Despite good examples from Google, Microsoft, and others, Bug Bounty programs in SCADA and ICS are very limited. As in nearly non-existent. As in the only one I’ve heard about publicly is IntegraXor’s non-monetary program, which hit mainstream last week.

I had a chance to email with KP Lee, the CEO of IntegraXor, and was able to ask a few questions on the program, and some background behind it.

According to KP, IntegraXor’s motivation for their bug bounty program was to do what they could currently afford to fix problems that could threaten their customers, namely from a human safety perspective. The intent of the program is to be initially restrictive, but will be opened more as experience develops.  This tactic was chosen because there were no bug bounty examples IntegraXor was aware of in ICS.

KP also illustrated one of the major reasons for their concern in the screenshot below.  The screenshot is a record from their online demo of the product, and it’s being subjected to several attacks from various IP Addresses at various dates and times. Standard SQL injection attempts, directory traversals, and brute forces are all shown, as well as some trivial “hey are you piping this to command line?” checks.


There was also a concern from KP that the original closed disclosure process was not the best for rewarding researchers for their contributions (the word he used was ‘careless’), and has since been changed to accept ‘responsible and collaborative disclosure’ on the Bug Bounty Program announcement, and to disqualify zero-day disclosure. Researchers will also get credit for their efforts on IntegraXor’s Vulnerability Note site, or through ICS-CERT (if using them for coordinated disclosure).

IntegraXor’s program is interesting because they are not offering money for bugs, they are offering data point licenses instead. To those of you who don’t spend much time in the ICS Security space, a point license is standard in automation.
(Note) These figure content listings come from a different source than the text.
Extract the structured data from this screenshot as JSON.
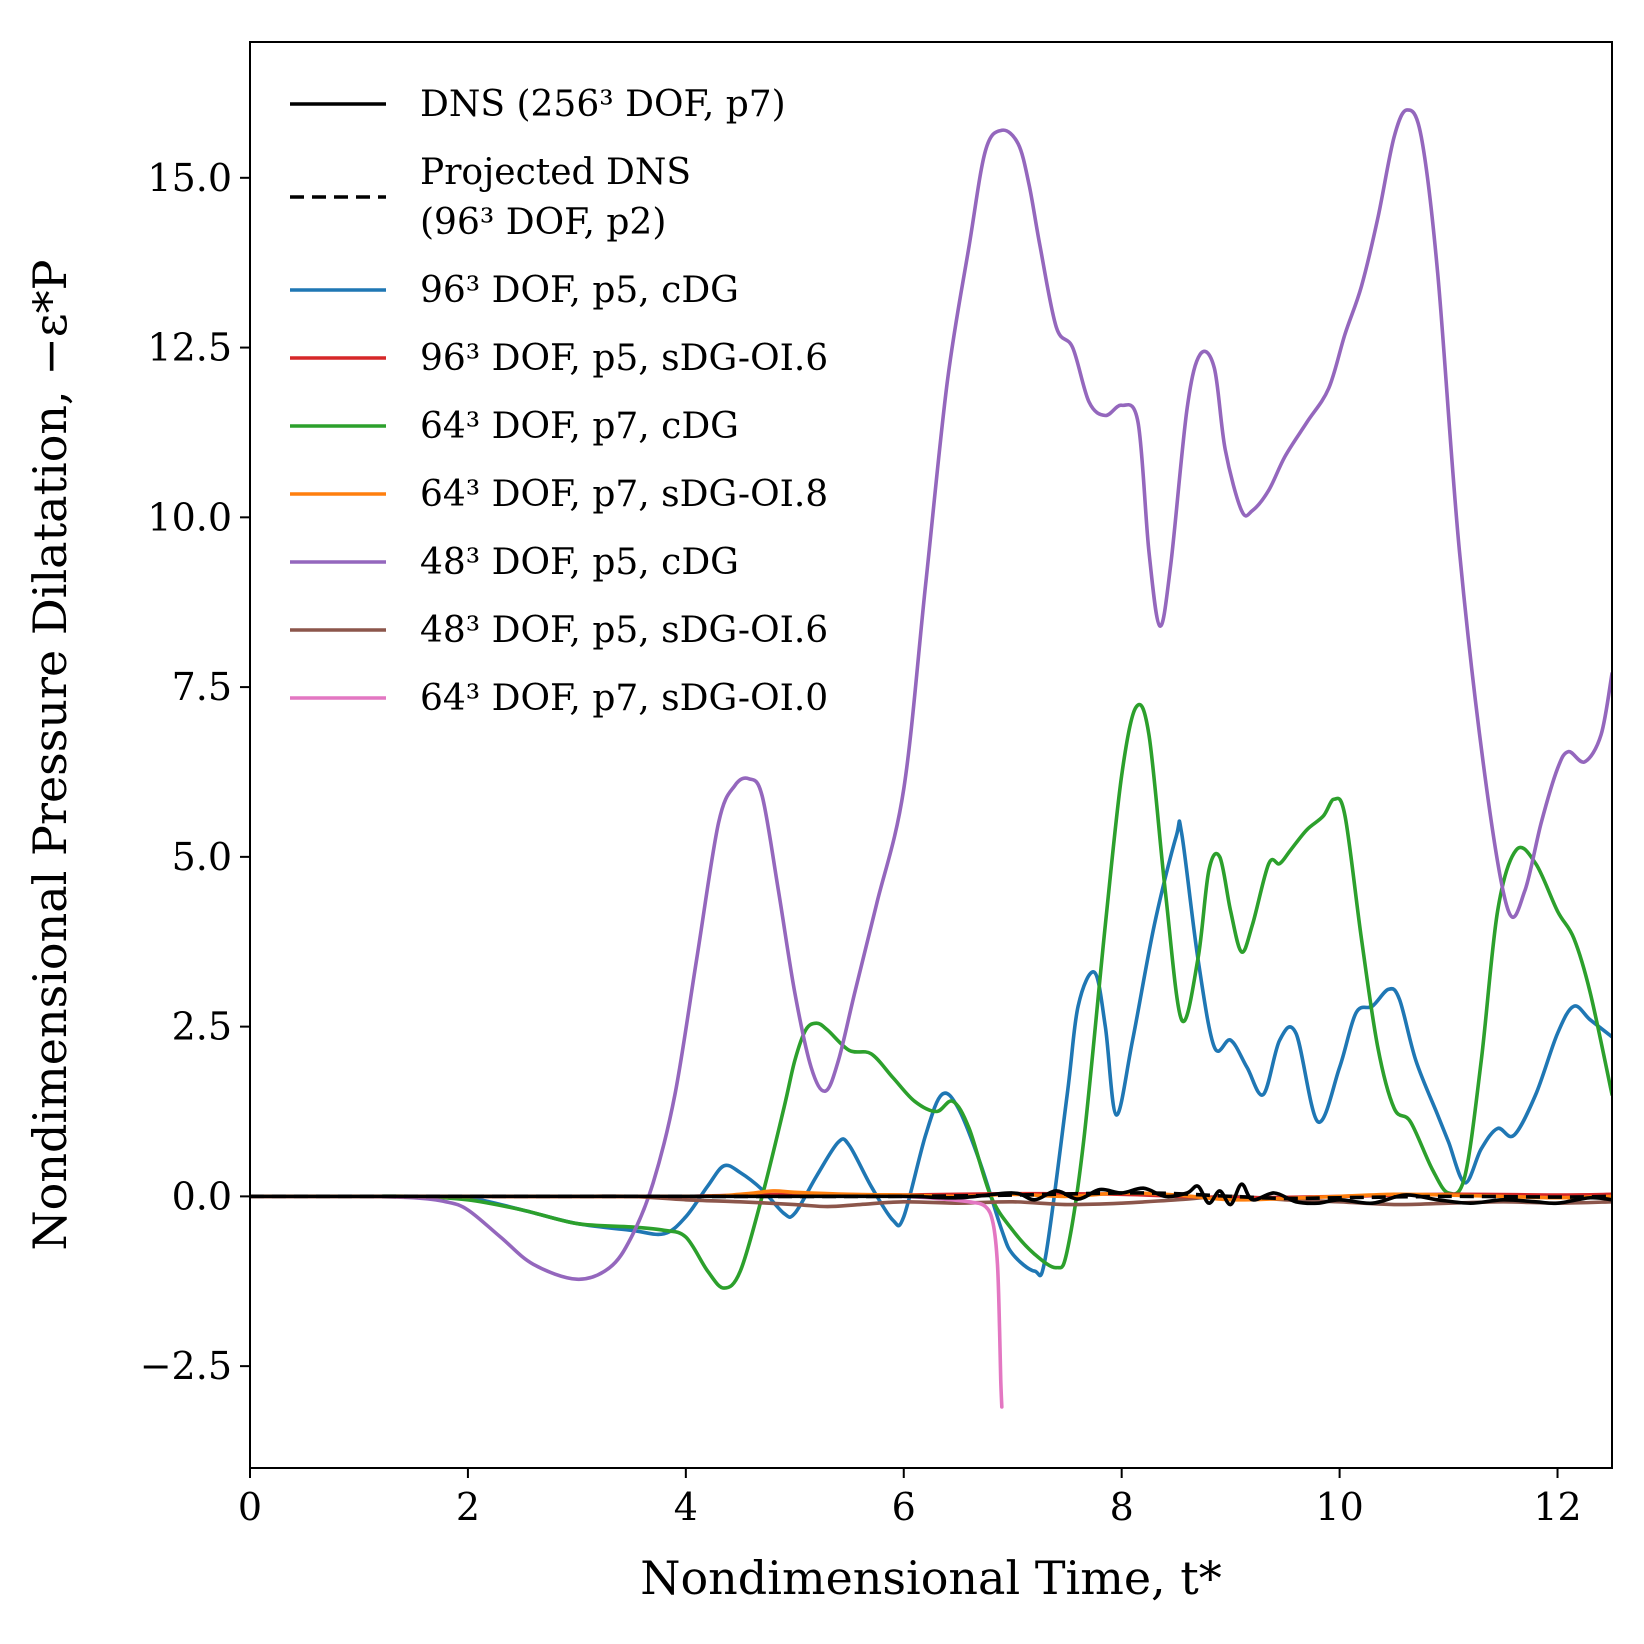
{
  "chart_data": {
    "type": "line",
    "title": "",
    "xlabel": "Nondimensional Time, t*",
    "ylabel": "Nondimensional Pressure Dilatation, −ε*P",
    "xlim": [
      0,
      12.5
    ],
    "ylim": [
      -4.0,
      17.0
    ],
    "xticks": [
      0,
      2,
      4,
      6,
      8,
      10,
      12
    ],
    "xtick_labels": [
      "0",
      "2",
      "4",
      "6",
      "8",
      "10",
      "12"
    ],
    "yticks": [
      -2.5,
      0.0,
      2.5,
      5.0,
      7.5,
      10.0,
      12.5,
      15.0
    ],
    "ytick_labels": [
      "−2.5",
      "0.0",
      "2.5",
      "5.0",
      "7.5",
      "10.0",
      "12.5",
      "15.0"
    ],
    "grid": false,
    "legend_position": "top-left",
    "series": [
      {
        "name": "DNS (256³ DOF, p7)",
        "legend_lines": [
          "DNS (256³ DOF, p7)"
        ],
        "color": "#000000",
        "dash": "solid",
        "x": [
          0,
          1,
          2,
          3,
          4,
          5,
          6,
          6.5,
          7.0,
          7.2,
          7.4,
          7.6,
          7.8,
          8.0,
          8.2,
          8.4,
          8.6,
          8.7,
          8.8,
          8.9,
          9.0,
          9.1,
          9.2,
          9.4,
          9.6,
          9.8,
          10.0,
          10.3,
          10.6,
          10.9,
          11.2,
          11.5,
          11.8,
          12.0,
          12.3,
          12.5
        ],
        "y": [
          0,
          0,
          0,
          0,
          0,
          0,
          0,
          -0.02,
          0.05,
          -0.05,
          0.08,
          -0.04,
          0.1,
          0.05,
          0.12,
          0.0,
          0.05,
          0.15,
          -0.1,
          0.08,
          -0.12,
          0.18,
          -0.05,
          0.05,
          -0.08,
          -0.1,
          -0.05,
          -0.1,
          0.02,
          -0.05,
          -0.1,
          -0.05,
          -0.08,
          -0.1,
          -0.02,
          -0.05
        ]
      },
      {
        "name": "Projected DNS (96³ DOF, p2)",
        "legend_lines": [
          "Projected DNS",
          "(96³ DOF, p2)"
        ],
        "color": "#000000",
        "dash": "dashed",
        "x": [
          0,
          2,
          4,
          6,
          7,
          8,
          8.5,
          9,
          9.5,
          10,
          11,
          12,
          12.5
        ],
        "y": [
          0,
          0,
          0,
          0,
          0.02,
          0.05,
          0.04,
          0.0,
          -0.03,
          -0.02,
          0.0,
          -0.01,
          0.0
        ]
      },
      {
        "name": "96³ DOF, p5, cDG",
        "legend_lines": [
          "96³ DOF, p5, cDG"
        ],
        "color": "#1f77b4",
        "dash": "solid",
        "x": [
          0,
          1,
          1.5,
          2,
          2.5,
          3,
          3.5,
          3.8,
          4.0,
          4.2,
          4.35,
          4.5,
          4.7,
          4.9,
          5.0,
          5.2,
          5.4,
          5.5,
          5.7,
          5.9,
          6.0,
          6.2,
          6.35,
          6.5,
          6.7,
          6.9,
          7.0,
          7.2,
          7.3,
          7.5,
          7.6,
          7.75,
          7.85,
          7.95,
          8.1,
          8.3,
          8.5,
          8.55,
          8.7,
          8.85,
          9.0,
          9.15,
          9.3,
          9.45,
          9.6,
          9.8,
          10.0,
          10.15,
          10.3,
          10.45,
          10.55,
          10.7,
          10.9,
          11.0,
          11.15,
          11.3,
          11.45,
          11.6,
          11.8,
          12.0,
          12.15,
          12.3,
          12.5
        ],
        "y": [
          0,
          0,
          0,
          -0.02,
          -0.2,
          -0.4,
          -0.5,
          -0.55,
          -0.3,
          0.15,
          0.45,
          0.35,
          0.1,
          -0.25,
          -0.25,
          0.3,
          0.8,
          0.75,
          0.15,
          -0.35,
          -0.3,
          0.9,
          1.5,
          1.3,
          0.5,
          -0.5,
          -0.85,
          -1.1,
          -0.9,
          1.5,
          2.8,
          3.3,
          2.5,
          1.2,
          2.3,
          4.0,
          5.3,
          5.35,
          3.5,
          2.2,
          2.3,
          1.9,
          1.5,
          2.3,
          2.4,
          1.1,
          1.9,
          2.7,
          2.8,
          3.05,
          2.9,
          2.0,
          1.2,
          0.8,
          0.2,
          0.7,
          1.0,
          0.9,
          1.5,
          2.4,
          2.8,
          2.6,
          2.35
        ]
      },
      {
        "name": "96³ DOF, p5, sDG-OI.6",
        "legend_lines": [
          "96³ DOF, p5, sDG-OI.6"
        ],
        "color": "#d62728",
        "dash": "solid",
        "x": [
          0,
          2,
          4,
          5,
          6,
          7,
          8,
          9,
          10,
          11,
          12,
          12.5
        ],
        "y": [
          0,
          0,
          0,
          0.03,
          0.02,
          0.04,
          0.03,
          -0.02,
          0.0,
          0.03,
          0.02,
          0.03
        ]
      },
      {
        "name": "64³ DOF, p7, cDG",
        "legend_lines": [
          "64³ DOF, p7, cDG"
        ],
        "color": "#2ca02c",
        "dash": "solid",
        "x": [
          0,
          1,
          1.5,
          2,
          2.5,
          3,
          3.5,
          3.8,
          4.0,
          4.2,
          4.35,
          4.5,
          4.7,
          4.9,
          5.0,
          5.1,
          5.2,
          5.3,
          5.5,
          5.7,
          5.9,
          6.1,
          6.3,
          6.45,
          6.6,
          6.8,
          7.0,
          7.2,
          7.4,
          7.5,
          7.65,
          7.85,
          8.0,
          8.13,
          8.25,
          8.4,
          8.55,
          8.7,
          8.8,
          8.9,
          9.0,
          9.1,
          9.2,
          9.35,
          9.45,
          9.55,
          9.7,
          9.85,
          9.95,
          10.05,
          10.2,
          10.35,
          10.5,
          10.65,
          10.85,
          11.0,
          11.15,
          11.3,
          11.45,
          11.62,
          11.8,
          12.0,
          12.15,
          12.3,
          12.5
        ],
        "y": [
          0,
          0,
          0,
          -0.05,
          -0.2,
          -0.4,
          -0.45,
          -0.5,
          -0.6,
          -1.1,
          -1.35,
          -1.1,
          0.0,
          1.3,
          2.0,
          2.45,
          2.55,
          2.45,
          2.15,
          2.1,
          1.75,
          1.4,
          1.25,
          1.4,
          1.0,
          0.0,
          -0.5,
          -0.85,
          -1.05,
          -0.8,
          0.8,
          4.0,
          6.2,
          7.2,
          6.8,
          4.5,
          2.6,
          3.5,
          4.8,
          5.0,
          4.2,
          3.6,
          4.0,
          4.9,
          4.9,
          5.1,
          5.4,
          5.6,
          5.85,
          5.6,
          3.8,
          2.2,
          1.3,
          1.1,
          0.4,
          0.05,
          0.3,
          2.0,
          4.2,
          5.1,
          4.9,
          4.2,
          3.8,
          3.0,
          1.5
        ]
      },
      {
        "name": "64³ DOF, p7, sDG-OI.8",
        "legend_lines": [
          "64³ DOF, p7, sDG-OI.8"
        ],
        "color": "#ff7f0e",
        "dash": "solid",
        "x": [
          0,
          2,
          4,
          4.5,
          4.8,
          5.0,
          5.5,
          6.0,
          6.5,
          7.0,
          7.5,
          8.0,
          8.5,
          9.0,
          9.5,
          10.0,
          10.5,
          11.0,
          11.5,
          12.0,
          12.5
        ],
        "y": [
          0,
          0,
          0,
          0.03,
          0.08,
          0.06,
          0.03,
          0.02,
          0.0,
          0.03,
          0.0,
          0.05,
          0.02,
          -0.05,
          -0.03,
          0.0,
          0.03,
          0.02,
          0.0,
          -0.02,
          0.0
        ]
      },
      {
        "name": "48³ DOF, p5, cDG",
        "legend_lines": [
          "48³ DOF, p5, cDG"
        ],
        "color": "#9467bd",
        "dash": "solid",
        "x": [
          0,
          0.5,
          1.0,
          1.5,
          1.8,
          2.0,
          2.3,
          2.6,
          3.0,
          3.3,
          3.5,
          3.7,
          3.9,
          4.1,
          4.3,
          4.45,
          4.58,
          4.7,
          4.85,
          5.0,
          5.15,
          5.28,
          5.4,
          5.55,
          5.75,
          6.0,
          6.2,
          6.4,
          6.6,
          6.75,
          6.9,
          7.05,
          7.15,
          7.25,
          7.4,
          7.55,
          7.7,
          7.85,
          8.0,
          8.15,
          8.25,
          8.35,
          8.45,
          8.6,
          8.72,
          8.85,
          8.95,
          9.1,
          9.2,
          9.35,
          9.5,
          9.7,
          9.9,
          10.05,
          10.2,
          10.35,
          10.5,
          10.62,
          10.75,
          10.9,
          11.1,
          11.35,
          11.55,
          11.7,
          11.85,
          12.0,
          12.1,
          12.25,
          12.4,
          12.5
        ],
        "y": [
          0,
          0,
          0,
          -0.02,
          -0.08,
          -0.2,
          -0.6,
          -1.0,
          -1.22,
          -1.05,
          -0.6,
          0.2,
          1.5,
          3.5,
          5.5,
          6.05,
          6.15,
          5.9,
          4.5,
          3.0,
          1.9,
          1.55,
          2.0,
          3.0,
          4.3,
          6.0,
          9.0,
          12.0,
          14.0,
          15.4,
          15.7,
          15.5,
          14.9,
          14.0,
          12.8,
          12.5,
          11.7,
          11.5,
          11.65,
          11.4,
          9.5,
          8.4,
          9.3,
          11.6,
          12.4,
          12.2,
          11.0,
          10.1,
          10.1,
          10.4,
          10.9,
          11.4,
          11.9,
          12.7,
          13.4,
          14.4,
          15.6,
          16.0,
          15.6,
          13.6,
          9.5,
          6.0,
          4.2,
          4.5,
          5.5,
          6.3,
          6.55,
          6.4,
          6.8,
          7.7
        ]
      },
      {
        "name": "48³ DOF, p5, sDG-OI.6",
        "legend_lines": [
          "48³ DOF, p5, sDG-OI.6"
        ],
        "color": "#8c564b",
        "dash": "solid",
        "x": [
          0,
          2,
          3,
          3.5,
          4.0,
          4.5,
          5.0,
          5.3,
          5.6,
          6.0,
          6.5,
          7.0,
          7.5,
          8.0,
          8.5,
          9.0,
          9.5,
          10.0,
          10.5,
          11.0,
          11.5,
          12.0,
          12.5
        ],
        "y": [
          0,
          0,
          0,
          0.0,
          -0.05,
          -0.08,
          -0.12,
          -0.15,
          -0.12,
          -0.08,
          -0.1,
          -0.08,
          -0.12,
          -0.1,
          -0.05,
          0.0,
          -0.05,
          -0.08,
          -0.12,
          -0.1,
          -0.08,
          -0.1,
          -0.08
        ]
      },
      {
        "name": "64³ DOF, p7, sDG-OI.0",
        "legend_lines": [
          "64³ DOF, p7, sDG-OI.0"
        ],
        "color": "#e377c2",
        "dash": "solid",
        "x": [
          0,
          1,
          2,
          3,
          4,
          4.5,
          5.0,
          5.5,
          6.0,
          6.3,
          6.6,
          6.75,
          6.82,
          6.86,
          6.88,
          6.89,
          6.9
        ],
        "y": [
          0,
          0,
          0,
          0,
          0.0,
          0.02,
          0.03,
          0.02,
          0.0,
          -0.03,
          -0.08,
          -0.15,
          -0.4,
          -1.0,
          -2.0,
          -2.7,
          -3.1
        ]
      }
    ]
  }
}
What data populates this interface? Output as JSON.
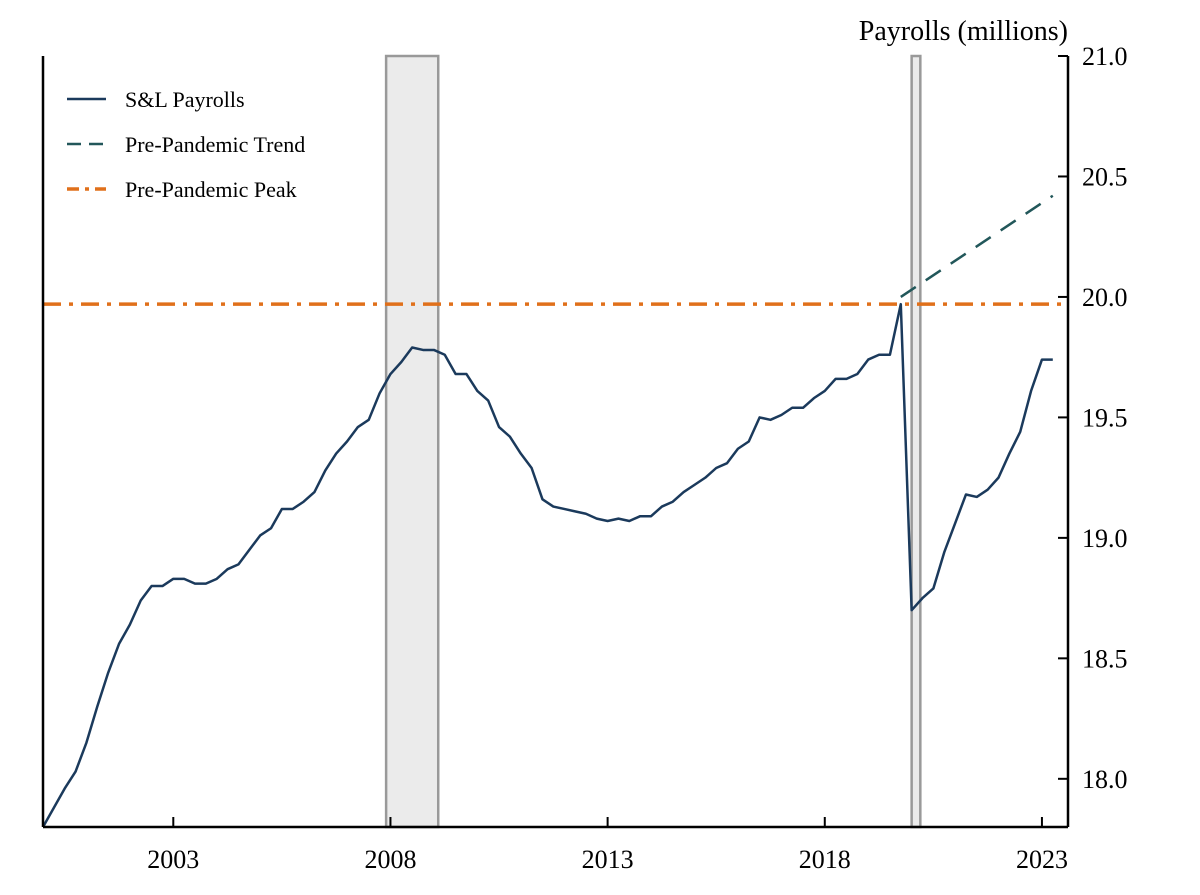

Basically, a user is charged on how large their automation system is, rather than how many CDs, or installed computers, they need. The number of data points in automation systems can range to the low 100s to tens of thousands, making it a good licensing model for companies that specialize in the HMI and engineering software rather than the physical hardware. And, additional point licenses are easy for existing customers to put into their system, since they require no additional hardware to implement.

The ‘point store’ approach leads me to believe that existing customers may be much more responsive than individual researchers, due to the ability to upgrade their own systems by reporting flaws they find. If any user of IntegraXor products wants to try this out, let me know.

The approach of offering store credit has been panned by researchers and news sources over the past week, Christopher Soghoian going so far as to call it “pathetic” in a Twitter post. KP’s response to these reports is that IntegraXor is considering monetary awards in the future, but that they must become ‘competent’ in managing the process first. Much of this derision comes from security researchers and vulnerability companies who have been working with cash bug bounties for years now. Still, IntegraXor is the first ICS company to publicly have a bug bounty program, regardless of how ‘good’ the reward is.

Thanks to the Lost Decade, SCADA/ICS security is considerably farther behind the mainstream, and bug bounties are a casualty of ten years down the drain in security. It’s still good to see one looking forward, who is next?